Josias Teófilo na Crusoé: A realidade interrompida
Filme "Ainda estou aqui", de Walter Salles, reconstitui a poética da família que tenta impedir a passagem do tempo
O longa-metragem Ainda estou aqui, de Walter Salles, parece não querer acabar. E esse não é um comentário negativo. Na verdade é isso que o faz um grande filme.
Trata-se da história de Eunice Paiva, mãe de cinco filhos, cujo marido foi assassinado no DOI-CODI do Rio de Janeiro em 1971.
A realidade pacata da sua vida foi bruscamente interrompida pela visita dos agentes do DOI-CODI, que levaram seu marido, e depois ela própria e a filha de 15 anos. Nunca mais sua vida foi a mesma.
Rio dos anos 1970
Grande parte do impacto do filme vem da construção da amorosa vida cotidiana anterior aos trágicos acontecimentos. Ainda mais no cenário do Rio de Janeiro dos anos 1970, muito bem reconstituído e filmado em 35mm.

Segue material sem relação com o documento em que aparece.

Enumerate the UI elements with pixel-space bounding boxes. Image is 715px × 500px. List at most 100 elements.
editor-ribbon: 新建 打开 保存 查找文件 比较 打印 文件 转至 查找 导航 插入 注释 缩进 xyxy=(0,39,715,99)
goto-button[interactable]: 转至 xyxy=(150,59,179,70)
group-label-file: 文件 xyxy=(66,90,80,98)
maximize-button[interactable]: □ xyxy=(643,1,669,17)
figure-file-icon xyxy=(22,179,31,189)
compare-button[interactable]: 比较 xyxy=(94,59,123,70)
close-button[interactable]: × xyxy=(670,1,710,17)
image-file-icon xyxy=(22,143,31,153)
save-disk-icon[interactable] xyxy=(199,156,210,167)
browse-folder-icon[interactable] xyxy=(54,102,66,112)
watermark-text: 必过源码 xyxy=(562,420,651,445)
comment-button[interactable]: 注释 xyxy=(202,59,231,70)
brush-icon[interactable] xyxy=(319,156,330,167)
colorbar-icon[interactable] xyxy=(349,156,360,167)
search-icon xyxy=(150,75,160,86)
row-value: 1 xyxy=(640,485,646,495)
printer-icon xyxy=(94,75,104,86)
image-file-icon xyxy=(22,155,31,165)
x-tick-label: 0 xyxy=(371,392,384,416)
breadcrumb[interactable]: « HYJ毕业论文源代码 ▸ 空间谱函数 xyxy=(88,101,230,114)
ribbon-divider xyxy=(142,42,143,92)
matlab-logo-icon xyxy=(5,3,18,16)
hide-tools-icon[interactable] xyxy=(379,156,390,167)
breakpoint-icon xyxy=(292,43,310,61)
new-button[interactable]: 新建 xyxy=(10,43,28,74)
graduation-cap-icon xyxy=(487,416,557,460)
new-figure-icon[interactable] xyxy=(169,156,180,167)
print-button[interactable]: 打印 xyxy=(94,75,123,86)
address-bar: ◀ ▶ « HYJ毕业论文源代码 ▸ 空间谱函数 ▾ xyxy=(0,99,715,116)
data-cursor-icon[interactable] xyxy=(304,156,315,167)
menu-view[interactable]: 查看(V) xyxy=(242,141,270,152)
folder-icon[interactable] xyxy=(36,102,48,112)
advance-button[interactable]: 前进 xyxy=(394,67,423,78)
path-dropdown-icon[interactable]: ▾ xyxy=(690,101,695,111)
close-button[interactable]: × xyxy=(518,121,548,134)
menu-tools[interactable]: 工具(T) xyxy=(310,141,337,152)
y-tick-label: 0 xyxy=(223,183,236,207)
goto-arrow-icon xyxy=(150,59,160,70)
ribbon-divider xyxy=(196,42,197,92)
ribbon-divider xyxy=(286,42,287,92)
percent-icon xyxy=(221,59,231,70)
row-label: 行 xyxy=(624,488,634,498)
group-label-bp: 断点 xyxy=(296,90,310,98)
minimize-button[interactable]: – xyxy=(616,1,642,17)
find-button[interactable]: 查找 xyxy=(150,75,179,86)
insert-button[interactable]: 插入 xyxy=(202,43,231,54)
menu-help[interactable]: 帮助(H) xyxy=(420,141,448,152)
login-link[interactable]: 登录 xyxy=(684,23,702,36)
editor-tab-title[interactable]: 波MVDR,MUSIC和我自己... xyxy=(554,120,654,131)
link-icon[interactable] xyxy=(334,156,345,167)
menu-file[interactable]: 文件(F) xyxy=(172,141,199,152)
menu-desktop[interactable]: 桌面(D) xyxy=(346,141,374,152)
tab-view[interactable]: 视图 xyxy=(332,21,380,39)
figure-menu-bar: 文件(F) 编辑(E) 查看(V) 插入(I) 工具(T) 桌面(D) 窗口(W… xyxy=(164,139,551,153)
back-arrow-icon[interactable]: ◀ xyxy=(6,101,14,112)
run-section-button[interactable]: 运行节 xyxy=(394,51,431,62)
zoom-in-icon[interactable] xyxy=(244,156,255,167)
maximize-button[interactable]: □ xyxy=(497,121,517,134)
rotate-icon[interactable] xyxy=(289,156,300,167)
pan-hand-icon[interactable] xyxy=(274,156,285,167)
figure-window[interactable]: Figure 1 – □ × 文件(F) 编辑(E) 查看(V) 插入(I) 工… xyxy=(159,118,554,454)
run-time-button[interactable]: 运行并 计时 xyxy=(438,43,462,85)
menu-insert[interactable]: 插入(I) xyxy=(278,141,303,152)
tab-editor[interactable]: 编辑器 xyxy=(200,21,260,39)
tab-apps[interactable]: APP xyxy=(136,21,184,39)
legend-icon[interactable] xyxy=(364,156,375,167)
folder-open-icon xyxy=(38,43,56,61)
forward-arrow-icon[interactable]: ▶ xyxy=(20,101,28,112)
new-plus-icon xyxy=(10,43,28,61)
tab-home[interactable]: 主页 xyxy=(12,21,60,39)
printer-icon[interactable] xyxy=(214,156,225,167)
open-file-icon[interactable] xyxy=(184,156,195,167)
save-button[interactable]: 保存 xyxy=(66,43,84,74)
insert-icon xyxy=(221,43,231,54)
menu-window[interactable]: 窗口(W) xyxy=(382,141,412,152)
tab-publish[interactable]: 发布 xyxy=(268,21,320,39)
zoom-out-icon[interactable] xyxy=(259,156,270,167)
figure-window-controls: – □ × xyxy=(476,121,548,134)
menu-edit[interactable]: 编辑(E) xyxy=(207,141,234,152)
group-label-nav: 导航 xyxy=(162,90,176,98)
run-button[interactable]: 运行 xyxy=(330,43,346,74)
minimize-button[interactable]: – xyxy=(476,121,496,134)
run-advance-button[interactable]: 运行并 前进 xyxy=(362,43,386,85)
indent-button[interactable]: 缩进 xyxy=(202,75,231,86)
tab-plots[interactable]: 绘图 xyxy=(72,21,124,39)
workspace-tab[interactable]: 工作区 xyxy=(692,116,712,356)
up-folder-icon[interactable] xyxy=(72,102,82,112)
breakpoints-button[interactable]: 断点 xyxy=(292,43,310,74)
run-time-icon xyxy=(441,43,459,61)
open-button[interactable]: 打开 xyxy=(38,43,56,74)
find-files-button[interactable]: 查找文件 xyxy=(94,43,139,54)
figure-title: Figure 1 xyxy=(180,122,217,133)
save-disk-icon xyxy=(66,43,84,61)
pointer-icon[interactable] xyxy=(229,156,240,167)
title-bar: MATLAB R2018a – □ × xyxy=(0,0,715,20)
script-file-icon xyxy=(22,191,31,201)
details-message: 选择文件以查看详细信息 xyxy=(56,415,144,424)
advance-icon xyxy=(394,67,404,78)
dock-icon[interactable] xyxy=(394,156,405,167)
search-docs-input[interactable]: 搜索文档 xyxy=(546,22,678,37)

Aí faz grande diferença Walter Salles ser um experiente diretor de cinema: ele consegue reconstituir a poética cotidiana na casa da família, que vai sendo gradativamente interrompida pela escalada do autoritarismo: um helicóptero militar na praia, uma brutal revista aos jovens num carro, até que a trágica realidade se impõe sobre a família: o pai (Rubens Paiva) foi preso, morto, e não voltará mais para casa.
Mas Eunice se recusa a deixá-lo ir assim. Durante todo o filme vemos os personagens registrando o tempo: seja através de filmagens em super 8, ou da fotografia, ou em cartas.
Mudança trágica e brusca
No começo, parece um tema insistente demais na narrativa. Até que entendemos: os personagens se apegam ao tempo, não querem deixá-lo passar, especialmente Eunice – nesse sentido, o filme espelha a ação dos personagens.
Foi essa a forma de lutar contra a mudança trágica e brusca.
A ação de escrever o livro que viria a ser adaptado, feito por Marcelo Rubens Paiva, é igualmente uma forma de não deixar o tempo passar. Nesse sentido, o filme é metalinguístico, pois mostra a história da própria realização, por assim dizer.